ICE Shoots and Kills Colombian Man in Maine
- Ross Thompson
- 2 minutes ago
- 3 min read

An ICE officer fatally shot a man on Monday morning in Biddeford, Maine, which is a coastal city about 15 miles southwest of Portland — the second time in a week the agency has used deadly force, and at least the ninth death tied to the administration's immigration crackdown.
What ICE says happened
According to the agency, officers were conducting surveillance around 7 a.m. on the last known address of someone with a final deportation order. A person left the residence by car, agents tried to stop the vehicle, it attempted to flee, and an officer fired — citing concern for public safety.
Who was killed
The victim has been identified as Johan Sebastián Durán Guerrero, a 26-year-old Colombian national. Advocacy groups say he was legally authorized to work in the U.S. and had been issued a Social Security number. A neighbor said he was married with a young daughter, about 2 or 3 years old.
The detail that's changed the story
Sen. Angus King said Guerrero wasn't actually who ICE was looking for that morning — the removal order agents were acting on belonged to someone else. Maine Gov. Janet Mills called that detail "even more disturbing and infuriating" once it became public.
There's also a real gap between two official explanations for the shooting. King said Homeland Security Secretary Markwayne Mullin privately told him agents said Guerrero "weaponized" his vehicle, implying he tried to run over an officer. But DHS's own public statement never used that word — it only said the officer fired "fearing for public safety," without specifying the actual threat. Agents involved weren't wearing body cameras, and
nearby surveillance footage doesn't clearly show the moment shots were fired.
Where it stands now
The officer who fired has been placed on leave. Maine's Attorney General, the FBI, and DHS's own inspector general are all investigating. ICE has temporarily paused vehicle stops nationwide while agents receive new training. Sen. Susan Collins says she's been told the inspector general will lead the review.

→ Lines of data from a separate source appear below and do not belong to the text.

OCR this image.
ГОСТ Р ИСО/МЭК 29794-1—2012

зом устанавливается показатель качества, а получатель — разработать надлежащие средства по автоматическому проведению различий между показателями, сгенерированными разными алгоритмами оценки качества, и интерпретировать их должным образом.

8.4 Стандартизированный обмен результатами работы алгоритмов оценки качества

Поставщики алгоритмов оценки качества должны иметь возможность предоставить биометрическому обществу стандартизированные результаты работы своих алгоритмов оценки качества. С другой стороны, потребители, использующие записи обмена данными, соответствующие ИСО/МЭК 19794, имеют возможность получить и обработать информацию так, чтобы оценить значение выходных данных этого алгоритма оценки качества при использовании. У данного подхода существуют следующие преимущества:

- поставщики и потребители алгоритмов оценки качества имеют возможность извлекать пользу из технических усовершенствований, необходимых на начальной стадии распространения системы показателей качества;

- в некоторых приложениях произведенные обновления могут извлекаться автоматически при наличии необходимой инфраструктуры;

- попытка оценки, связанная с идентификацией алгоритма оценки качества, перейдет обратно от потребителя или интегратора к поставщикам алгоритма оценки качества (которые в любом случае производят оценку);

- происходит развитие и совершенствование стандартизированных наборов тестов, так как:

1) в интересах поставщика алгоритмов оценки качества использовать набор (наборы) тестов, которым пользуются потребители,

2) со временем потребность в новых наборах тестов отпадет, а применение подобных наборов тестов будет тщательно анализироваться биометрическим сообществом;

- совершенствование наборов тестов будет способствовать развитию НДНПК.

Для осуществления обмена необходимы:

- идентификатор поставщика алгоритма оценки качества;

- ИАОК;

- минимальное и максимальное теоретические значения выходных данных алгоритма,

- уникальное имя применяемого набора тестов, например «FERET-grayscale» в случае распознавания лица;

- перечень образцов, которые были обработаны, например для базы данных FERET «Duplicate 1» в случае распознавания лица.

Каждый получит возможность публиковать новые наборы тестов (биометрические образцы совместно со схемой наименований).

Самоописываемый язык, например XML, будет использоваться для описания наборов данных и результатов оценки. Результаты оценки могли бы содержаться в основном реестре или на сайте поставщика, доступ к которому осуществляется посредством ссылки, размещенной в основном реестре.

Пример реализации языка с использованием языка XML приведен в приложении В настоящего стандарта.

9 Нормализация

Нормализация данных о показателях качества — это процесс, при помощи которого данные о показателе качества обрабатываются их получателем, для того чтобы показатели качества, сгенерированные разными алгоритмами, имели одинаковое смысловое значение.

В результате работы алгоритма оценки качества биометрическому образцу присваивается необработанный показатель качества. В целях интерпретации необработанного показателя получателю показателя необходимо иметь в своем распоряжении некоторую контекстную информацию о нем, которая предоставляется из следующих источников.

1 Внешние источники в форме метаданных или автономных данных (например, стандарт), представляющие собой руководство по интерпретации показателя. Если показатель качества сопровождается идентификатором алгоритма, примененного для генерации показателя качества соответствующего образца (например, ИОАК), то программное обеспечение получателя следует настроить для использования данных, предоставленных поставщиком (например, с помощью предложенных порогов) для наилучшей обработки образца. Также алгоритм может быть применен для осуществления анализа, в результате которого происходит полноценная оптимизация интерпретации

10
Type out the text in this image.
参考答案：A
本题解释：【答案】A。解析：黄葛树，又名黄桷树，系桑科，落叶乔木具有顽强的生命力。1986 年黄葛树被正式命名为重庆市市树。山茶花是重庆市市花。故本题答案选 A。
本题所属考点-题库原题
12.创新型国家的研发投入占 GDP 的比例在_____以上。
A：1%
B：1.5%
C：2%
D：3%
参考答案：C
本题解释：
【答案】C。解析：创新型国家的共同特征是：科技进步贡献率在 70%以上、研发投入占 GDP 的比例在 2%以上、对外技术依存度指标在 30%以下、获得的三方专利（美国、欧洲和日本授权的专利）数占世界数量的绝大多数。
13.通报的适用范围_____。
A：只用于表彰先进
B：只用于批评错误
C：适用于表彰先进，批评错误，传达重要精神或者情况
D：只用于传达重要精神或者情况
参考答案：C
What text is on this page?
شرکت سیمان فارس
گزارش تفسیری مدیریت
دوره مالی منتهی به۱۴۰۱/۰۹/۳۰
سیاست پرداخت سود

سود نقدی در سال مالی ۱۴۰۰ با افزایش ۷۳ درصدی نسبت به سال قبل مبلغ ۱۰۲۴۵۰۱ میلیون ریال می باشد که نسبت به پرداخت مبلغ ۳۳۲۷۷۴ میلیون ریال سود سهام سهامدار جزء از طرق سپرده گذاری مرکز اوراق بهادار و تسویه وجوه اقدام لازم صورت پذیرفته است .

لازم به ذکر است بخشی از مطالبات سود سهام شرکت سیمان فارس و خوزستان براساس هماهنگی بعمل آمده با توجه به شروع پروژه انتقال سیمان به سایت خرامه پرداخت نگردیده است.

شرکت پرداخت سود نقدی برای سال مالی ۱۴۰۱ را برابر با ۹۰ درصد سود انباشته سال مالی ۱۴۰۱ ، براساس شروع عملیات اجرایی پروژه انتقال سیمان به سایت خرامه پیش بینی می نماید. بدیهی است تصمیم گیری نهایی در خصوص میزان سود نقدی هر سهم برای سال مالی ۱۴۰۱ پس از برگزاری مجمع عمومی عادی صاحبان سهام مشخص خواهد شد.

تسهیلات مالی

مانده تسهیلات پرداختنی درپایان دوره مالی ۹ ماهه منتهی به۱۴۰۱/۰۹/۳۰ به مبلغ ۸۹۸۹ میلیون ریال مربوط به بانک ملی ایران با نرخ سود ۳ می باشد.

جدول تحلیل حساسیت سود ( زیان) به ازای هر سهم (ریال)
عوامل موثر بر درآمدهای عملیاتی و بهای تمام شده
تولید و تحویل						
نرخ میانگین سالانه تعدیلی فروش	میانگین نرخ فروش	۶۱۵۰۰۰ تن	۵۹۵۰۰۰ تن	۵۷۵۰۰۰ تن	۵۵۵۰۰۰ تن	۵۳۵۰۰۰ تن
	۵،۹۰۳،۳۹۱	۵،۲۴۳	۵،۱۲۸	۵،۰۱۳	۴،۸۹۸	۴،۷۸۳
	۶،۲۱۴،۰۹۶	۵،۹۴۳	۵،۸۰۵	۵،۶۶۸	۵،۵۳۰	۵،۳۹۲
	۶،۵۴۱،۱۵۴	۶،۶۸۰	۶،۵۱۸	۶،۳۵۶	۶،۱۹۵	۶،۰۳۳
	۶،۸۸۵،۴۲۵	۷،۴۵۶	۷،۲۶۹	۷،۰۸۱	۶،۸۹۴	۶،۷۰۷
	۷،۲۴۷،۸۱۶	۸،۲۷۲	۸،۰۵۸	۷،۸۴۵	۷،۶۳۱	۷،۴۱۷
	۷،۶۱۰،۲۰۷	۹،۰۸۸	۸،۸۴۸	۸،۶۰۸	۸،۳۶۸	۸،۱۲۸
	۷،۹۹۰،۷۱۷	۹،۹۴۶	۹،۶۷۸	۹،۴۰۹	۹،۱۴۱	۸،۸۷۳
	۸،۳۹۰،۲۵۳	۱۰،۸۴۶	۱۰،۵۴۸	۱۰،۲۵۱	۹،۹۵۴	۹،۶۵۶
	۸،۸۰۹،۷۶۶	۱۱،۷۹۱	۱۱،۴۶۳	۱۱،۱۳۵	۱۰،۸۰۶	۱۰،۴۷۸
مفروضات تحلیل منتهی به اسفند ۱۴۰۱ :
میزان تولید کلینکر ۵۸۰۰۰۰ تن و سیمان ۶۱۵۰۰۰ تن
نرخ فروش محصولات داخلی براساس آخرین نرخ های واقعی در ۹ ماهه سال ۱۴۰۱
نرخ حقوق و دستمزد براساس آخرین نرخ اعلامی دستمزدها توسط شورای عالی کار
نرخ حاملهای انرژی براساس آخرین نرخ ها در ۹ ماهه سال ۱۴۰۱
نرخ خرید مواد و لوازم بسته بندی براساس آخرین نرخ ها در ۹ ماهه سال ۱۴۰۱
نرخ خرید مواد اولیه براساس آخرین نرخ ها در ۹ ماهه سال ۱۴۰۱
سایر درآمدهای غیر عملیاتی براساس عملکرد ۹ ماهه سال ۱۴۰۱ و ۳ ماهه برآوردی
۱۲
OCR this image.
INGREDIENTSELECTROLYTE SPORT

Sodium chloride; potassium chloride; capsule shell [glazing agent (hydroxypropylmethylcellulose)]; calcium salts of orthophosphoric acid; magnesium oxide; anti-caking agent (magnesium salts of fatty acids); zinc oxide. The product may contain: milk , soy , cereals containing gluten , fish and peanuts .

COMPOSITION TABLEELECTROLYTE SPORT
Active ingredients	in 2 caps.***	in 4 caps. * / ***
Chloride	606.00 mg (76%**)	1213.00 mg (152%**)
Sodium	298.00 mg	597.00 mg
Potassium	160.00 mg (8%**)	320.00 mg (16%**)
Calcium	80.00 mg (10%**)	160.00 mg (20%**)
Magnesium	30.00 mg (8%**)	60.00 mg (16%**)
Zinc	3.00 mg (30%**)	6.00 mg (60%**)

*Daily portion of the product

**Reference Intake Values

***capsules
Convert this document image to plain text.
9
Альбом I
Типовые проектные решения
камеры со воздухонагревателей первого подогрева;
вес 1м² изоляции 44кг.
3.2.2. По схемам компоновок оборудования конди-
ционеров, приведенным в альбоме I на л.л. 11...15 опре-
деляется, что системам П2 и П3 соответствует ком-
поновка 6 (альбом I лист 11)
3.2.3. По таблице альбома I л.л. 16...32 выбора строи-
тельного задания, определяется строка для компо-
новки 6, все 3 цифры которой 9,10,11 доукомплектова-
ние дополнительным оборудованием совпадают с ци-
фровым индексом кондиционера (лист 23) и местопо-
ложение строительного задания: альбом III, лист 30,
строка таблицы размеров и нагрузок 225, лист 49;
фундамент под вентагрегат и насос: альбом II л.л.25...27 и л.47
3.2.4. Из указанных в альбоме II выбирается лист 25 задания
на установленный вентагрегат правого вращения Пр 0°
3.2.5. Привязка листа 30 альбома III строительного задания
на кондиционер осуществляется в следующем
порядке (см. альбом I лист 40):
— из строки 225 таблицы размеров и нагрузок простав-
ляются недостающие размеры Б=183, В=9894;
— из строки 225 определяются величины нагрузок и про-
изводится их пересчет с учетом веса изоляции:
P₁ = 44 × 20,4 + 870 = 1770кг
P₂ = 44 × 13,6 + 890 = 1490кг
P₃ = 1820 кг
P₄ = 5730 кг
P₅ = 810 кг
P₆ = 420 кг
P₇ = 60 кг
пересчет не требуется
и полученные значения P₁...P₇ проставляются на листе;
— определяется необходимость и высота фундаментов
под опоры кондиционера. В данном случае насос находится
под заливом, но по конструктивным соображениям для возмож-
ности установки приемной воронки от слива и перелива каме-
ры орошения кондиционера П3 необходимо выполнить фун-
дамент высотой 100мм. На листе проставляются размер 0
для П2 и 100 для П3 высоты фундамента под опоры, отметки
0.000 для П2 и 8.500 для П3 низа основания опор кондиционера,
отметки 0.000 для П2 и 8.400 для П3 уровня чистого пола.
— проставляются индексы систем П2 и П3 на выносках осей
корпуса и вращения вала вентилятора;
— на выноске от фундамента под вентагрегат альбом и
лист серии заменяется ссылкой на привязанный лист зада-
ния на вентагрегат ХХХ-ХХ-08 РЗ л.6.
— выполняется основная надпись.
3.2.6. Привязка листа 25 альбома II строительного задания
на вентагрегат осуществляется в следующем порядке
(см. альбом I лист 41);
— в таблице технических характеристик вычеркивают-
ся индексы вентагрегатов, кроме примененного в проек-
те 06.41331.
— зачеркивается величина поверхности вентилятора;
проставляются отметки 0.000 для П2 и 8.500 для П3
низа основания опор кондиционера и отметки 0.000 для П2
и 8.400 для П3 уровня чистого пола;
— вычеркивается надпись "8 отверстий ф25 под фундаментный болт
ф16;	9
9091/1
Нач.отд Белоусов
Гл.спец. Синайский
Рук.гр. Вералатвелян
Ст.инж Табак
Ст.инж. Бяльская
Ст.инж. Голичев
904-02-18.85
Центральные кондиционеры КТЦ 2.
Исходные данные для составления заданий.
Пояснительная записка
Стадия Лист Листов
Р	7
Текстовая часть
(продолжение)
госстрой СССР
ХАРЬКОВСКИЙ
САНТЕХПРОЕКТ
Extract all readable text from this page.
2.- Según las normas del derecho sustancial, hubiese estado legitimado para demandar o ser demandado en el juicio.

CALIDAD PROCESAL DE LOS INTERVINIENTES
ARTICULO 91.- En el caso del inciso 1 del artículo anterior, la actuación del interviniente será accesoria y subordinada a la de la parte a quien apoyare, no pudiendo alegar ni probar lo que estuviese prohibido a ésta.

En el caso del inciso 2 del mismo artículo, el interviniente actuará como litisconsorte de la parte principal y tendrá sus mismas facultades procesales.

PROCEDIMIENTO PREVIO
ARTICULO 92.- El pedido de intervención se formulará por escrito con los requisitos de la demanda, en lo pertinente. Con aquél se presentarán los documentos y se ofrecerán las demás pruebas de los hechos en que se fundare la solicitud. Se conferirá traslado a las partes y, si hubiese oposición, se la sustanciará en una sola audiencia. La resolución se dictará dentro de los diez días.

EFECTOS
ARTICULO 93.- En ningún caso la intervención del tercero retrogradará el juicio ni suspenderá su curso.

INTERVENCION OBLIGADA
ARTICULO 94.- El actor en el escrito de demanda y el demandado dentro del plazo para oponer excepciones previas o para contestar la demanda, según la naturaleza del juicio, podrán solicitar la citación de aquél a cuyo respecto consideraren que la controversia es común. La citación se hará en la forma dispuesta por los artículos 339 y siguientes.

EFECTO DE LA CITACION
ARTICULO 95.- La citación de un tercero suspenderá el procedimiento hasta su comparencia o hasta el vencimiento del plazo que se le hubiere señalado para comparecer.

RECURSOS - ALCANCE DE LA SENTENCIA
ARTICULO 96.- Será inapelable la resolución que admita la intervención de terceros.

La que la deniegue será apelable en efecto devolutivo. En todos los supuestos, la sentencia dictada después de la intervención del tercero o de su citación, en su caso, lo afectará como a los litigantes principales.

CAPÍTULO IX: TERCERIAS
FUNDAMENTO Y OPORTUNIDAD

Election implications for Susan Collins
The timing puts Collins in an uncomfortable spot heading into her re-election fight this fall. A fatal, wrong-target ICE shooting in her own state hands Democrats a ready-made line of attack — especially with Maine's Senate race already in flux after Graham Platner's exit from the Democratic primary. Collins has tried to stay above the fray procedurally, pointing to DHS's inspector general and the FBI as the investigators of record rather than commenting on the substance herself. That's a familiar move for an incumbent trying not to get pulled into a national controversy she didn't create, but it also leaves an opening: whoever Democrats settle on as their nominee will have a fresh, local, emotionally resonant story to point to on immigration enforcement, in a state where this kind of incident isn't an abstraction happening somewhere else.
Why ICE still has a role, even after a case like this
Incidents like this are going to fuel calls to abolish ICE entirely — and that reaction is understandable given what happened. But there's a difference between demanding accountability for a specific failure and concluding the agency itself shouldn't exist. Someone has to enforce the immigration laws Congress has written; without an agency responsible for that, removal orders become unenforceable on paper only, and the system loses any real deterrent effect. The more defensible response to a case like this isn't erasing the agency — it's forcing the reforms that should've already been in place: body cameras on every agent, clear public-safety standards for when force is justified, and real consequences when an operation goes this wrong.